Kipepeo Butterfly Project Tour

The Kipepeo Butterfly Project (KBP) was started in 1993 to provide an alternative and sustainable income for the communities living near Arabuko-Sokoke forest near Watamu Beach in Kenya.

Many of the people involved in the Butterfly Project were once illegal loggers or hunters, who now earn a much greater income in butterfly farming.

Kipepeo Butterfly Project Tour

The Kipepeo Butterfly Project has created a sense of community stewardship and communities are motivated to protect the forest.

The initiative

Butterfly farmers from the 50 villages around the forest trap batches of butterflies and they lay eggs, which will eventually turn into pupae that can be sold to international buyers from Europe. Farmers can earn some money, which motivates ex-loggers to join the business.

One of the key objectives of the project to foster an increased awareness of the natural environment, which is achieved through an environmental education program.

Farmers are organized into community groups, with regular meetings to discuss production, marketing and welfare. In addition, Producer Associations of butterfly farmers are involved in forest protection and awareness raising of nature-based enterprises.

At the export markets, the pupae are sold for a variety of purposes, including live butterfly exhibits and private garden owners keen on increasing their exotic varieties.

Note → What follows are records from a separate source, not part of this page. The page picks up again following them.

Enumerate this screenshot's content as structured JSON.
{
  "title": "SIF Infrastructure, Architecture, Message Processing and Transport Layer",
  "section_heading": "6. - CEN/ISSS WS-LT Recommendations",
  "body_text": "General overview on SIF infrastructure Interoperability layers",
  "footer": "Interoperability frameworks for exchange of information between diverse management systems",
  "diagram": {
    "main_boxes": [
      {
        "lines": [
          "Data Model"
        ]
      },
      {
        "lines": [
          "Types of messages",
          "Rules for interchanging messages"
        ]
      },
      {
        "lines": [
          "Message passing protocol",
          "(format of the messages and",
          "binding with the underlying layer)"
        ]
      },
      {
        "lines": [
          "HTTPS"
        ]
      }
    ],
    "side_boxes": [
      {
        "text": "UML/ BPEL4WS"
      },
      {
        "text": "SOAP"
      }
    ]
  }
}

They are also used by fashion designers to inspire new clothing designs. In some countries the butterflies are released in weddings as part of the ceremony.

The Kipepeo project has gained global attention, winning numerous awards including the Dubai International Award for Best Practices to Improve the Living Environment, presented by the United Nations Habitat program and the Dubai Municipality.

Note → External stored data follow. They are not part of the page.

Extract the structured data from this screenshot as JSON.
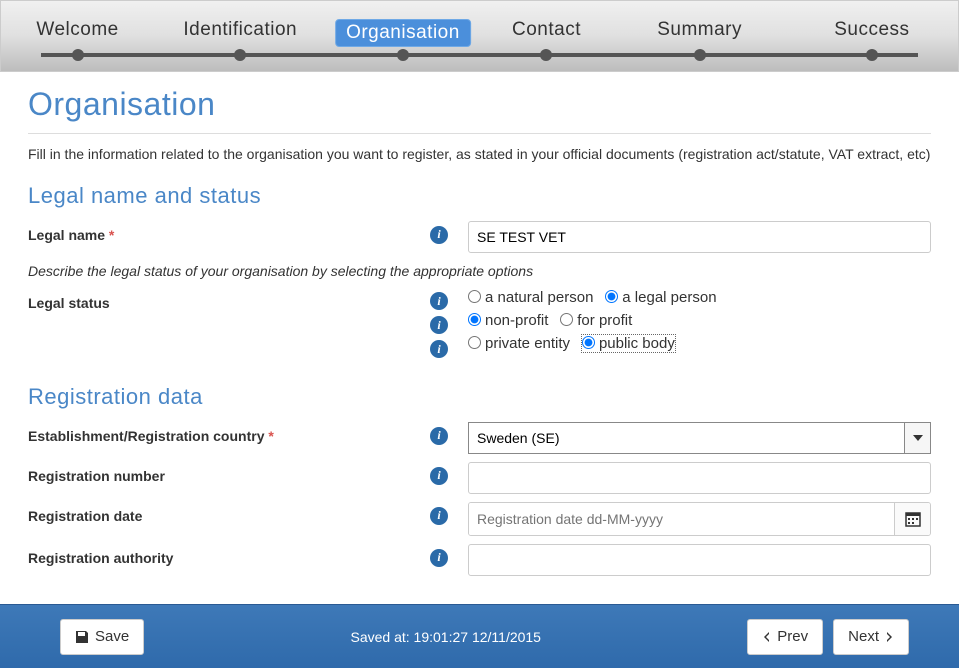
{
  "stepper": {
    "steps": [
      {
        "label": "Welcome",
        "pos": 8
      },
      {
        "label": "Identification",
        "pos": 25
      },
      {
        "label": "Organisation",
        "pos": 42,
        "active": true
      },
      {
        "label": "Contact",
        "pos": 57
      },
      {
        "label": "Summary",
        "pos": 73
      },
      {
        "label": "Success",
        "pos": 91
      }
    ]
  },
  "page": {
    "title": "Organisation",
    "intro": "Fill in the information related to the organisation you want to register, as stated in your official documents (registration act/statute, VAT extract, etc)"
  },
  "section1": {
    "title": "Legal name and status",
    "legal_name_label": "Legal name",
    "legal_name_value": "SE TEST VET",
    "describe": "Describe the legal status of your organisation by selecting the appropriate options",
    "legal_status_label": "Legal status",
    "radios": {
      "r1a": "a natural person",
      "r1b": "a legal person",
      "r2a": "non-profit",
      "r2b": "for profit",
      "r3a": "private entity",
      "r3b": "public body"
    }
  },
  "section2": {
    "title": "Registration data",
    "country_label": "Establishment/Registration country",
    "country_value": "Sweden (SE)",
    "number_label": "Registration number",
    "number_value": "",
    "date_label": "Registration date",
    "date_placeholder": "Registration date dd-MM-yyyy",
    "authority_label": "Registration authority",
    "authority_value": ""
  },
  "footer": {
    "save": "Save",
    "saved_at": "Saved at: 19:01:27 12/11/2015",
    "prev": "Prev",
    "next": "Next"
  }
}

It has been modeled as a classic way of diversifying income for vulnerable communities and insulating them.

The Impact of the initiative

Since Kipepeo Butterfly Project was launched in 1993 illegal logging has reduced, with most loggers now coming from outside the community.

Communities now see the importance of the forest and the average annual per capita income has grown.

Individuals have been able to set up alternative livelihood business with their income and education their children, which previously wouldn’t have been possible.

Butterfly habitats are also protected, and the project has expanded to other forests in Kenya, and it managed by the National Museums of Kenya.